GDPR has made European apps less intrusive, but sharply reduced the introduction of new ones and led to many being withdrawn. In GDPR and the Lost Generation of Innovative Apps (NBER Working Paper 30028), Rebecca Janßen, Reinhold Kesler, Michael E. Kummer, and Joel Waldfogel detail the effects of the privacy improvements by studying the set of apps that were available on Google’s Play Store between July 2016 and October 2019.

New rules made European apps less intrusive, but entry of new apps fell 47 percent and the number of new entrants that became successful fell by more than 40 percent.

The new law made app development more time-consuming and costly, according to the researchers, who surveyed 650 German app developers for Google’s Android platform. Eighty-five percent of the developers said administrative burdens to comply with the law posed a challenge, 48 percent mentioned additional costs, and 36 percent indicated a lack of knowledge about the regulation’s details. One in seven reported they removed an app from the market because of the new requirements and costs, and one in 11 said they chose not to launch a developed app. These estimates may be conservative since the survey only contacted developers who were still operating in 2019; some pre-GDPR developers may have withdrawn from the market.

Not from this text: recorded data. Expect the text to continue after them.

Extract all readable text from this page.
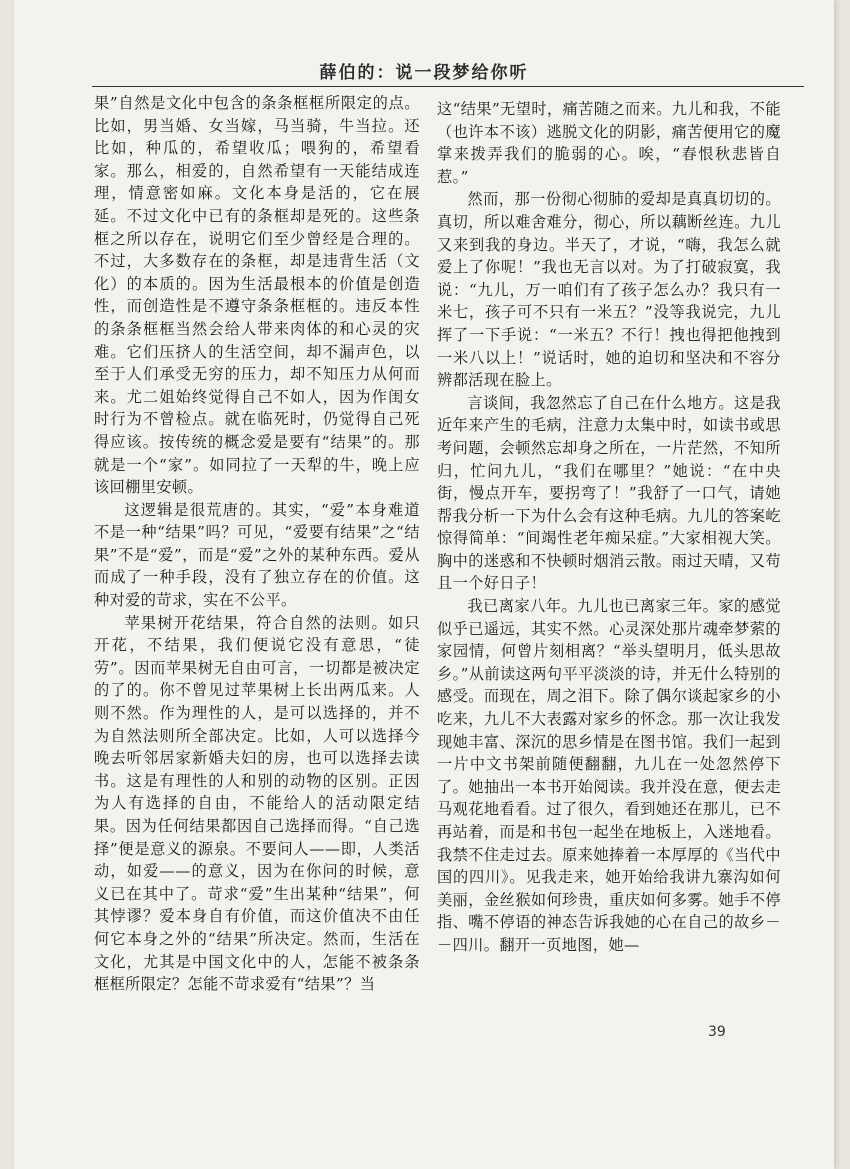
薛伯的：说一段梦给你听

果”自然是文化中包含的条条框框所限定的点。比如，男当婚、女当嫁，马当骑，牛当拉。还比如，种瓜的，希望收瓜；喂狗的，希望看家。那么，相爱的，自然希望有一天能结成连理，情意密如麻。文化本身是活的，它在展延。不过文化中已有的条框却是死的。这些条框之所以存在，说明它们至少曾经是合理的。不过，大多数存在的条框，却是违背生活（文化）的本质的。因为生活最根本的价值是创造性，而创造性是不遵守条条框框的。违反本性的条条框框当然会给人带来肉体的和心灵的灾难。它们压挤人的生活空间，却不漏声色，以至于人们承受无穷的压力，却不知压力从何而来。尤二姐始终觉得自己不如人，因为作闺女时行为不曾检点。就在临死时，仍觉得自己死得应该。按传统的概念爱是要有“结果”的。那就是一个“家”。如同拉了一天犁的牛，晚上应该回棚里安顿。

这逻辑是很荒唐的。其实，“爱”本身难道不是一种“结果”吗？可见，“爱要有结果”之“结果”不是“爱”，而是“爱”之外的某种东西。爱从而成了一种手段，没有了独立存在的价值。这种对爱的苛求，实在不公平。

苹果树开花结果，符合自然的法则。如只开花，不结果，我们便说它没有意思，“徒劳”。因而苹果树无自由可言，一切都是被决定的了的。你不曾见过苹果树上长出两瓜来。人则不然。作为理性的人，是可以选择的，并不为自然法则所全部决定。比如，人可以选择今晚去听邻居家新婚夫妇的房，也可以选择去读书。这是有理性的人和别的动物的区别。正因为人有选择的自由，不能给人的活动限定结果。因为任何结果都因自己选择而得。“自己选择”便是意义的源泉。不要问人——即，人类活动，如爱——的意义，因为在你问的时候，意义已在其中了。苛求“爱”生出某种“结果”，何其悖谬？爱本身自有价值，而这价值决不由任何它本身之外的“结果”所决定。然而，生活在文化，尤其是中国文化中的人，怎能不被条条框框所限定？怎能不苛求爱有“结果”？当

这“结果”无望时，痛苦随之而来。九儿和我，不能（也许本不该）逃脱文化的阴影，痛苦便用它的魔掌来拨弄我们的脆弱的心。唉，“春恨秋悲皆自惹。”

然而，那一份彻心彻肺的爱却是真真切切的。真切，所以难舍难分，彻心，所以藕断丝连。九儿又来到我的身边。半天了，才说，“嗨，我怎么就爱上了你呢！”我也无言以对。为了打破寂寞，我说：“九儿，万一咱们有了孩子怎么办？我只有一米七，孩子可不只有一米五？”没等我说完，九儿挥了一下手说：“一米五？不行！拽也得把他拽到一米八以上！”说话时，她的迫切和坚决和不容分辨都活现在脸上。

言谈间，我忽然忘了自己在什么地方。这是我近年来产生的毛病，注意力太集中时，如读书或思考问题，会顿然忘却身之所在，一片茫然，不知所归，忙问九儿，“我们在哪里？”她说：“在中央街，慢点开车，要拐弯了！”我舒了一口气，请她帮我分析一下为什么会有这种毛病。九儿的答案屹惊得简单：“间竭性老年痴呆症。”大家相视大笑。胸中的迷惑和不快顿时烟消云散。雨过天晴，又苟且一个好日子！

我已离家八年。九儿也已离家三年。家的感觉似乎已遥远，其实不然。心灵深处那片魂牵梦萦的家园情，何曾片刻相离？“举头望明月，低头思故乡。”从前读这两句平平淡淡的诗，并无什么特别的感受。而现在，周之泪下。除了偶尔谈起家乡的小吃来，九儿不大表露对家乡的怀念。那一次让我发现她丰富、深沉的思乡情是在图书馆。我们一起到一片中文书架前随便翻翻，九儿在一处忽然停下了。她抽出一本书开始阅读。我并没在意，便去走马观花地看看。过了很久，看到她还在那儿，已不再站着，而是和书包一起坐在地板上，入迷地看。我禁不住走过去。原来她捧着一本厚厚的《当代中国的四川》。见我走来，她开始给我讲九寨沟如何美丽，金丝猴如何珍贵，重庆如何多雾。她手不停指、嘴不停语的神态告诉我她的心在自己的故乡－－四川。翻开一页地图，她—

39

In mid-2016, 2.1 million apps were available on the Google Play Store platform. That rose to 2.8 million near the end of 2017, then dropped by nearly 1 million by the end of 2018 — six months after GDPR went into effect. In the year before GDPR took effect, exits or disappearances of apps averaged about 100,000 per quarter. In the immediate aftermath of GDPR taking effect, that number jumped to 600,000 exits per quarter. 

Apps that requested privacy-sensitive information were more likely to exit than other apps. A third of all such apps disappeared around the enactment of GDPR. The disappearances were concentrated among marginal apps: the combined market share of those that disappeared was only about 3.3 percent. The researchers find that apps that offered within-app purchases and relied less on intrusive data practices for revenue were less likely to disappear than those that relied on sensitive personal data.

More important than GDPR’s effect on exit is its effect on new entry. When it is difficult to predict which new products will succeed, then the volume of entry has an important effect on the benefit that consumers receive: larger cohorts of entering products include both more eventual winners (successful products) and more eventual losers. Entry of new apps fell 47 percent after GDPR took effect. Not only did entry fall overall, but the smaller post-GDPR entry cohorts included 40 percent fewer apps eventually reaching substantial success with consumers.

The law also appears to have accelerated a trend away from new intrusive apps. Weighted by usage, the share of new apps requesting one or more pieces of privacy-sensitive data fell from 57 percent before the law to 47 percent afterwards.

The researchers conclude that evaluating privacy regulations such as GDPR requires balancing their privacy benefits against the potential cost of forgone innovation.